Do not misunderstand me, my contention here is not that the Rohingya should never return home, but rather that they should return home only when the Myanmar government ensures they will be treated with respect. And respect cannot be considered to include widespread rape, murder and mayhem.
Considering the evidence of continuing atrocities being committed against Rohingya civilians, any near-term repatriation would be very dangerous. Indeed, it was only in December that the U.S. introduced sanctions on top Myanmar officials for their role in continuing abuses against the Rohingya people.
Nevertheless, the U.S. can influence Bangladesh and Myanmar in a more positive direction: one that lays the foundation for a long-term resolution to the crisis.
First, President Trump should order the U.S. Agency for International Development to commit increased funds to the Bangladeshi government and aid groups that are working to provide basic shelter and support for the refugees. Bangladesh is an exceptionally poor nation that is doing extraordinary work without sufficient support. Alongside these funds, Trump should tweet about Bangladesh's hard work in the cause of basic human rights: such action will be well received in Dhaka. It would also strike a positive contrast with the necessarily tough approach Trump and Mattis are applying to Pakistan.
Second, Trump should pick up the phone to the two top leaders of Myanmar: Aung San Suu Kyi and Gen. Min Aung Hlaing. He should warn that the U.S. expects and demands that they restrain the armed forces and militia groups from violent attacks on the Rohingya and punish those responsible for previous atrocities. If they fail to cooperate, Trump should warn, he will implement wide-ranging sanctions on the regime. Trump should also pledge to use the U.S. bullhorn to encourage partners in Europe and the Asia-Pacific to join any sanctions.
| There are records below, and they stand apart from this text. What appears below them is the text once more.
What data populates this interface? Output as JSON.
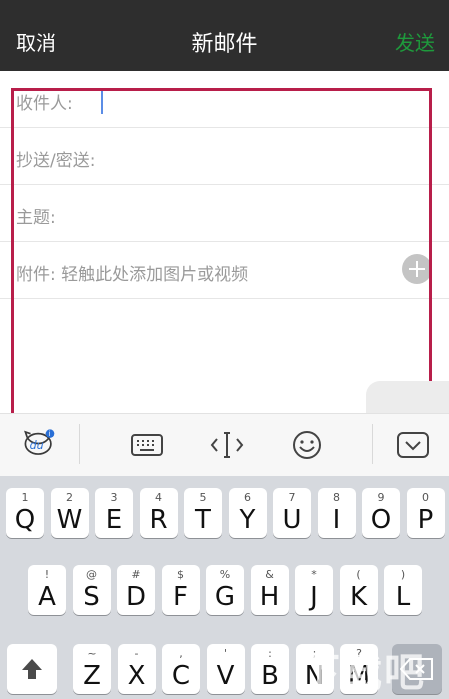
{
  "nav": {
    "cancel_label": "取消",
    "title": "新邮件",
    "send_label": "发送"
  },
  "form": {
    "to_label": "收件人:",
    "cc_label": "抄送/密送:",
    "subject_label": "主题:",
    "attachment_label": "附件: 轻触此处添加图片或视频"
  },
  "toolbar": {
    "icons": [
      "du-keyboard-logo-icon",
      "keyboard-icon",
      "cursor-move-icon",
      "emoji-icon",
      "collapse-keyboard-icon"
    ]
  },
  "keyboard": {
    "row1": [
      {
        "main": "Q",
        "sub": "1"
      },
      {
        "main": "W",
        "sub": "2"
      },
      {
        "main": "E",
        "sub": "3"
      },
      {
        "main": "R",
        "sub": "4"
      },
      {
        "main": "T",
        "sub": "5"
      },
      {
        "main": "Y",
        "sub": "6"
      },
      {
        "main": "U",
        "sub": "7"
      },
      {
        "main": "I",
        "sub": "8"
      },
      {
        "main": "O",
        "sub": "9"
      },
      {
        "main": "P",
        "sub": "0"
      }
    ],
    "row2": [
      {
        "main": "A",
        "sub": "!"
      },
      {
        "main": "S",
        "sub": "@"
      },
      {
        "main": "D",
        "sub": "#"
      },
      {
        "main": "F",
        "sub": "$"
      },
      {
        "main": "G",
        "sub": "%"
      },
      {
        "main": "H",
        "sub": "&"
      },
      {
        "main": "J",
        "sub": "*"
      },
      {
        "main": "K",
        "sub": "("
      },
      {
        "main": "L",
        "sub": ")"
      }
    ],
    "row3": [
      {
        "main": "Z",
        "sub": "~"
      },
      {
        "main": "X",
        "sub": "-"
      },
      {
        "main": "C",
        "sub": ","
      },
      {
        "main": "V",
        "sub": "'"
      },
      {
        "main": "B",
        "sub": ":"
      },
      {
        "main": "N",
        "sub": ";"
      },
      {
        "main": "M",
        "sub": "?"
      }
    ]
  },
  "watermark": {
    "text": "下载吧"
  },
  "colors": {
    "nav_bg": "#2e2e2e",
    "send": "#1e9a3c",
    "highlight": "#b81e4a",
    "caret": "#5b8de6"
  }
}
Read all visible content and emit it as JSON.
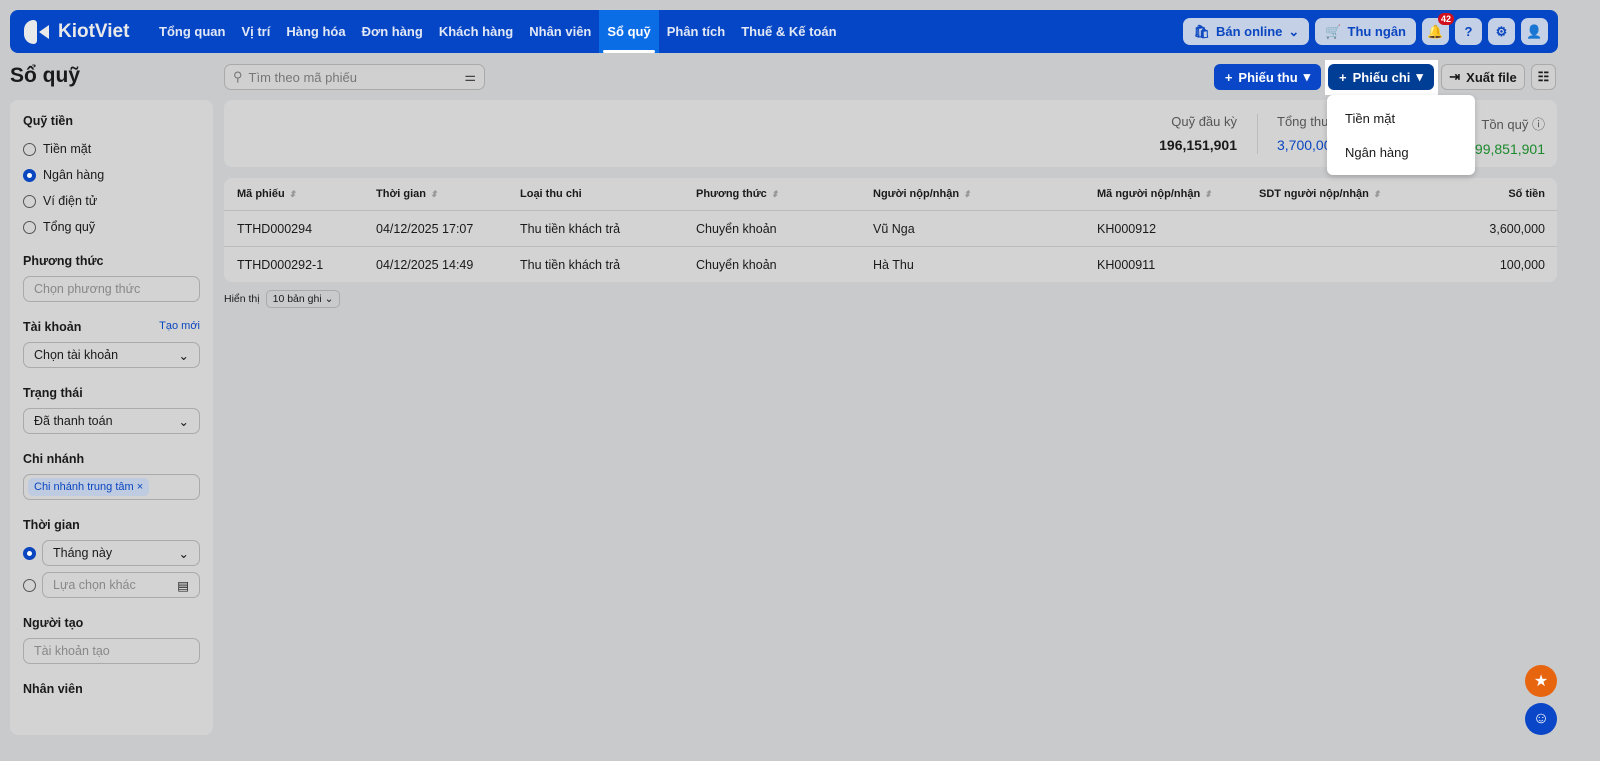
{
  "nav": {
    "brand": "KiotViet",
    "tabs": [
      "Tổng quan",
      "Vị trí",
      "Hàng hóa",
      "Đơn hàng",
      "Khách hàng",
      "Nhân viên",
      "Sổ quỹ",
      "Phân tích",
      "Thuế & Kế toán"
    ],
    "online": "Bán online",
    "cashier": "Thu ngân",
    "notifications": "42"
  },
  "page": {
    "title": "Sổ quỹ",
    "search_placeholder": "Tìm theo mã phiếu",
    "receipt": "Phiếu thu",
    "payment": "Phiếu chi",
    "export": "Xuất file"
  },
  "dropdown": [
    "Tiền mặt",
    "Ngân hàng"
  ],
  "sidebar": {
    "fund": {
      "label": "Quỹ tiền",
      "options": [
        "Tiền mặt",
        "Ngân hàng",
        "Ví điện tử",
        "Tổng quỹ"
      ],
      "selected": 1
    },
    "method": {
      "label": "Phương thức",
      "placeholder": "Chọn phương thức"
    },
    "account": {
      "label": "Tài khoản",
      "create": "Tạo mới",
      "value": "Chọn tài khoản"
    },
    "status": {
      "label": "Trạng thái",
      "value": "Đã thanh toán"
    },
    "branch": {
      "label": "Chi nhánh",
      "chip": "Chi nhánh trung tâm"
    },
    "time": {
      "label": "Thời gian",
      "value": "Tháng này",
      "other": "Lựa chọn khác"
    },
    "creator": {
      "label": "Người tạo",
      "placeholder": "Tài khoản tạo"
    },
    "staff": {
      "label": "Nhân viên"
    }
  },
  "summary": {
    "opening_label": "Quỹ đầu kỳ",
    "opening": "196,151,901",
    "income_label": "Tổng thu",
    "income": "3,700,000",
    "balance_label": "Tồn quỹ",
    "balance": "199,851,901",
    "income_color": "#0a46c0",
    "balance_color": "#1a8a2a"
  },
  "table": {
    "headers": [
      "Mã phiếu",
      "Thời gian",
      "Loại thu chi",
      "Phương thức",
      "Người nộp/nhận",
      "Mã người nộp/nhận",
      "SDT người nộp/nhận",
      "Số tiền"
    ],
    "rows": [
      [
        "TTHD000294",
        "04/12/2025 17:07",
        "Thu tiền khách trả",
        "Chuyển khoản",
        "Vũ Nga",
        "KH000912",
        "",
        "3,600,000"
      ],
      [
        "TTHD000292-1",
        "04/12/2025 14:49",
        "Thu tiền khách trả",
        "Chuyển khoản",
        "Hà Thu",
        "KH000911",
        "",
        "100,000"
      ]
    ]
  },
  "pager": {
    "label": "Hiển thị",
    "value": "10 bản ghi"
  }
}
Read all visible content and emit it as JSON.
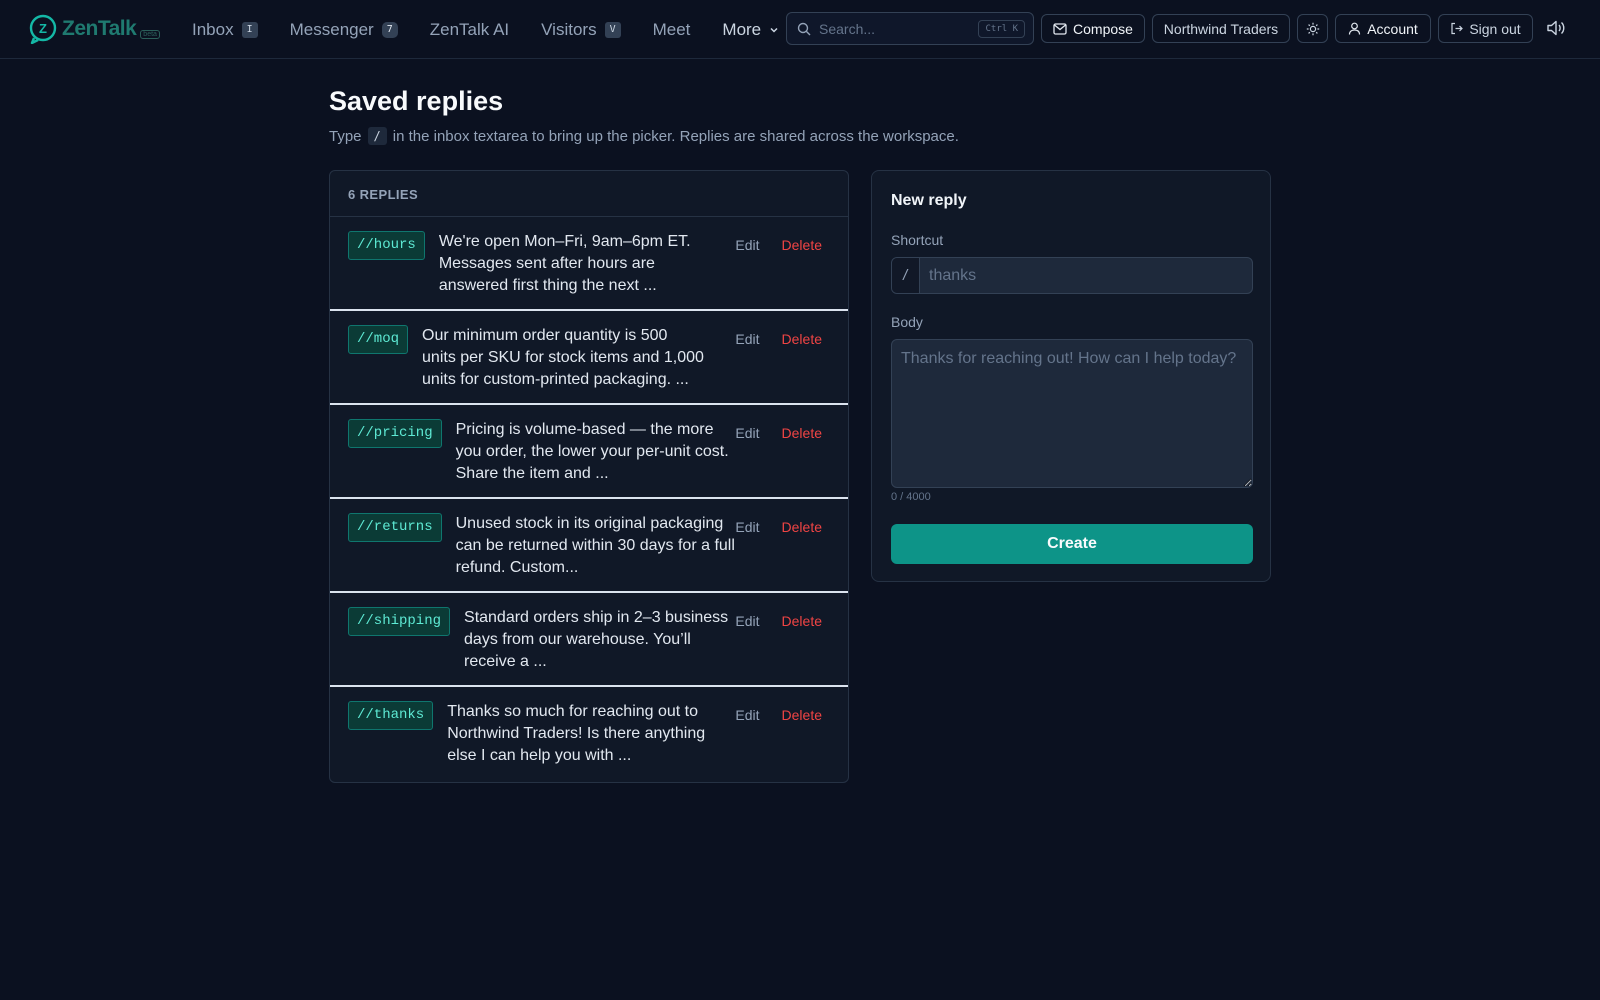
{
  "app": {
    "name": "ZenTalk",
    "tag": "beta"
  },
  "nav": {
    "items": [
      {
        "label": "Inbox",
        "badge": "I"
      },
      {
        "label": "Messenger",
        "badge": "7"
      },
      {
        "label": "ZenTalk AI",
        "badge": ""
      },
      {
        "label": "Visitors",
        "badge": "V"
      },
      {
        "label": "Meet",
        "badge": ""
      }
    ],
    "more_label": "More"
  },
  "search": {
    "placeholder": "Search...",
    "shortcut": "Ctrl K"
  },
  "toolbar": {
    "compose_label": "Compose",
    "workspace_label": "Northwind Traders",
    "account_label": "Account",
    "signout_label": "Sign out"
  },
  "page": {
    "title": "Saved replies",
    "subtitle_before": "Type",
    "subtitle_code": "/",
    "subtitle_after": "in the inbox textarea to bring up the picker. Replies are shared across the workspace."
  },
  "list": {
    "header": "6 REPLIES",
    "edit_label": "Edit",
    "delete_label": "Delete",
    "replies": [
      {
        "shortcut": "//hours",
        "preview": "We're open Mon–Fri, 9am–6pm ET. Messages sent after hours are answered first thing the next ..."
      },
      {
        "shortcut": "//moq",
        "preview": "Our minimum order quantity is 500 units per SKU for stock items and 1,000 units for custom-printed packaging. ..."
      },
      {
        "shortcut": "//pricing",
        "preview": "Pricing is volume-based — the more you order, the lower your per-unit cost. Share the item and ..."
      },
      {
        "shortcut": "//returns",
        "preview": "Unused stock in its original packaging can be returned within 30 days for a full refund. Custom..."
      },
      {
        "shortcut": "//shipping",
        "preview": "Standard orders ship in 2–3 business days from our warehouse. You’ll receive a ..."
      },
      {
        "shortcut": "//thanks",
        "preview": "Thanks so much for reaching out to Northwind Traders! Is there anything else I can help you with ..."
      }
    ]
  },
  "form": {
    "title": "New reply",
    "shortcut_label": "Shortcut",
    "shortcut_prefix": "/",
    "shortcut_placeholder": "thanks",
    "shortcut_value": "",
    "body_label": "Body",
    "body_placeholder": "Thanks for reaching out! How can I help today?",
    "body_value": "",
    "counter": "0 / 4000",
    "submit_label": "Create"
  },
  "colors": {
    "background": "#0b1120",
    "accent": "#0d9488",
    "danger": "#ef4444",
    "tag_text": "#5eead4"
  },
  "icons": [
    "zentalk-logo",
    "search-icon",
    "mail-icon",
    "sun-icon",
    "user-icon",
    "logout-icon",
    "speaker-icon",
    "chevron-down-icon"
  ]
}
Third, utilizing his close relationship with the Saudi, Kuwaiti and United Arab Emirates governments, Trump should press those nations to fund a United Nations peacekeeping force for Myanmar. At the security council, Trump should simultaneously direct Nikki Haley to push for a peacekeeping authorization if Myanmar cannot offer credible guarantees on the Rohingya.
Regardless, as Trump faces criticism for his recent rhetoric, this situation offers a unique opportunity to apply soft power in the pursuit of a noble cause.